To purge the Nginx cache manually:

Terminal window
# SSH into the server
sudo nginx -s reload # soft reload (keeps connections)
sudo rm -rf /var/cache/nginx/ENV_NAME/* # nuke full-page cache

WordPress object cache is backed by Redis via wp-redis. This caches wp_cache_get/set calls — database query results, transients, etc.

Terminal window
wp cache flush # flush Redis object cache (safe to run anytime)
  • Static assets (JS, CSS, images): Cache Everything rule, 30-day TTL
  • HTML pages: Cache Level: Standard, respects Cache-Control headers from Nginx
  • Image optimisation: Polish enabled (lossless for PNG, lossy for JPEG)
  • Minification: handled by the build pipeline, not Cloudflare
  • Avoid wp_query inside loops — each creates a new DB query.
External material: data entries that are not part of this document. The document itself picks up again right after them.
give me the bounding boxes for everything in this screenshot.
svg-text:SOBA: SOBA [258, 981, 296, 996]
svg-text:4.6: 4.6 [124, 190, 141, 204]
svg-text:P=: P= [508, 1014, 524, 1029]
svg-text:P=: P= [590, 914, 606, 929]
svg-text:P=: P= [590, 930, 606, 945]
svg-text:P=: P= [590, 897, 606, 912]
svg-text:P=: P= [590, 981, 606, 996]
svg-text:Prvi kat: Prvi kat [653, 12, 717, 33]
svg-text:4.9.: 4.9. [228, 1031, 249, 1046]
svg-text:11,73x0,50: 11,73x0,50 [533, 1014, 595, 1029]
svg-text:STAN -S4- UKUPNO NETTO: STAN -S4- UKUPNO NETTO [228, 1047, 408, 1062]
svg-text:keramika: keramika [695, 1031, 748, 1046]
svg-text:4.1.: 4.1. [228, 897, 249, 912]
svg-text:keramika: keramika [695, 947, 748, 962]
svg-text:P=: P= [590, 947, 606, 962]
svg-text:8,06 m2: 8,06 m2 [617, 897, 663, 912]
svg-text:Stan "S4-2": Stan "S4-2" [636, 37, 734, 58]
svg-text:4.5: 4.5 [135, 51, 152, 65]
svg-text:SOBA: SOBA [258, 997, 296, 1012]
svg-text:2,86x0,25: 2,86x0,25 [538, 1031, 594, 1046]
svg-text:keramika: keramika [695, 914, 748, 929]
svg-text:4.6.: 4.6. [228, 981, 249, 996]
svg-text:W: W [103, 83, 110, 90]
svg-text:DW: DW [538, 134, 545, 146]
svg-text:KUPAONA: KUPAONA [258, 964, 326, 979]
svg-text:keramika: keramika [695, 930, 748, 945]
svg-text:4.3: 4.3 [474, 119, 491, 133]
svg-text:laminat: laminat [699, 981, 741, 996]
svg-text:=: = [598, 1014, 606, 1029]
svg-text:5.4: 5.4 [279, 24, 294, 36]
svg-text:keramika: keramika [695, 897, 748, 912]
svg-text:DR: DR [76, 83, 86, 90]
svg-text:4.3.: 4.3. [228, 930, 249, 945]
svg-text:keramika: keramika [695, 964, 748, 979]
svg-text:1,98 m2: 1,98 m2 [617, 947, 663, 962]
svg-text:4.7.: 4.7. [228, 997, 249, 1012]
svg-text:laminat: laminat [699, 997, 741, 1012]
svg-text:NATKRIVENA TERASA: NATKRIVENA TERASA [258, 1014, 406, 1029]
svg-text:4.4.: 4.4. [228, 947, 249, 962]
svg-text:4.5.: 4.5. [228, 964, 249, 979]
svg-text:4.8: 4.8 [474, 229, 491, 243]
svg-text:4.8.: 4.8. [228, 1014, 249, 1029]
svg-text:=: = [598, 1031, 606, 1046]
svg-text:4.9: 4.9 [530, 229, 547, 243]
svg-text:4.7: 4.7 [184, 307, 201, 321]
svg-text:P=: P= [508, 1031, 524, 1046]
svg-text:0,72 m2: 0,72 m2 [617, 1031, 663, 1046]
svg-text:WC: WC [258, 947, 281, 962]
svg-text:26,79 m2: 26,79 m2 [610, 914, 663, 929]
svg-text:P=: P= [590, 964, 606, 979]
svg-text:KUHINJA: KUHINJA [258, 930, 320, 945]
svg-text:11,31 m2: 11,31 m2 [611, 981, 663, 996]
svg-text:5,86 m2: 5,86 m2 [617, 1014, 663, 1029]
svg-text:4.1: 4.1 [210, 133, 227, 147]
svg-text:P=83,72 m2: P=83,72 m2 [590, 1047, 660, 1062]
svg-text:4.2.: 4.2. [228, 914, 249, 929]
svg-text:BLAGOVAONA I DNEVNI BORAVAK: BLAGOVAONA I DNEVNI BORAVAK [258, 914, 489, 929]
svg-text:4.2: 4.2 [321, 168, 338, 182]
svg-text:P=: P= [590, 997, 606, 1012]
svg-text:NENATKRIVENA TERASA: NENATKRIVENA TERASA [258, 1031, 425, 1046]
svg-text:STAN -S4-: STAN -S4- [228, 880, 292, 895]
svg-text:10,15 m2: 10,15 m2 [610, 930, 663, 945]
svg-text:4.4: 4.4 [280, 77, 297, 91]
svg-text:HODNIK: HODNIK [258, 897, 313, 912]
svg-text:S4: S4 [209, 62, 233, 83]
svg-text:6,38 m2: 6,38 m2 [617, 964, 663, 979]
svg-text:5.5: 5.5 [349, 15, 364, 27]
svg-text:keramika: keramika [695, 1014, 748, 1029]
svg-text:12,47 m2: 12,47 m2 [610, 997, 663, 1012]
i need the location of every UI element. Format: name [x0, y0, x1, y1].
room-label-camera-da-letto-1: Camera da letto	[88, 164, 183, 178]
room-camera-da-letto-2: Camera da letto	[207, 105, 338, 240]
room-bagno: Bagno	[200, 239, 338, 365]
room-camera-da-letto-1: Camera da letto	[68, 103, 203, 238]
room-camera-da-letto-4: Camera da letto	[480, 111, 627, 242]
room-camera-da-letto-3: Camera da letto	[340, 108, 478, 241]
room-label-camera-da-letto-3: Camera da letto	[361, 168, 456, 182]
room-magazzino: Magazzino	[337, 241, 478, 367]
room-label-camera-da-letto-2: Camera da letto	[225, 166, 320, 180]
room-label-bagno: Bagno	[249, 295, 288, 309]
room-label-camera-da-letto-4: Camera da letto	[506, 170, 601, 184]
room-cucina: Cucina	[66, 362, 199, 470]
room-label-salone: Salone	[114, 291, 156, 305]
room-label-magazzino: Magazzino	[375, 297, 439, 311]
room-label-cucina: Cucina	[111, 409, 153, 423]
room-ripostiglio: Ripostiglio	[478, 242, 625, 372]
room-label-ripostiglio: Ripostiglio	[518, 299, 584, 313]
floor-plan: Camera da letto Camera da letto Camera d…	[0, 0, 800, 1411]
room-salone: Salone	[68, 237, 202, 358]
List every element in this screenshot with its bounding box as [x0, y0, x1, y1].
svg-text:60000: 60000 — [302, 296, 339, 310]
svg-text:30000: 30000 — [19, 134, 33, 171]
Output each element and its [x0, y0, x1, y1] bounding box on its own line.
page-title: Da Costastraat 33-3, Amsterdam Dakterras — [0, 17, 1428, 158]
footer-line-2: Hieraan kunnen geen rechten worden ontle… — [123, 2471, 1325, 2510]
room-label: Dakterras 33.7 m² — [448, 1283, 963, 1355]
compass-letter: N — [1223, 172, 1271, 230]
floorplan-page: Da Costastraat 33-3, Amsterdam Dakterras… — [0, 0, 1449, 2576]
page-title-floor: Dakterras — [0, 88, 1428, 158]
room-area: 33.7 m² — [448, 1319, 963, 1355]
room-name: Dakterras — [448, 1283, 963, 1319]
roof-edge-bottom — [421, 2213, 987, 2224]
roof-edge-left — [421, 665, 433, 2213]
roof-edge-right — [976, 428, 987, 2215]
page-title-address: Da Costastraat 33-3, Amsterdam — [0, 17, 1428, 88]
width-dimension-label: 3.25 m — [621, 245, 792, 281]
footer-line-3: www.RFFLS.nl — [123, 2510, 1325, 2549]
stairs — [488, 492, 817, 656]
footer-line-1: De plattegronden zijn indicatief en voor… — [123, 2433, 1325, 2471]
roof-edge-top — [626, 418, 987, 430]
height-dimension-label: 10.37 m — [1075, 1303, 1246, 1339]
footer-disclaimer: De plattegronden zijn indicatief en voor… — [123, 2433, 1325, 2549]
Use get_posts() with a transient wrapper.
  • Avoid autoloaded options — don’t add large data to wp_options with autoload=yes. Check autoload size: wp eval 'echo size_format(strlen(serialize(wp_load_alloptions())));'
  • Avoid uncached external HTTP calls — wrap wp_remote_get() calls in a transient with a reasonable TTL.
  • Don’t flush cache on every save — scope clean_post_cache() to the affected post, not site-wide.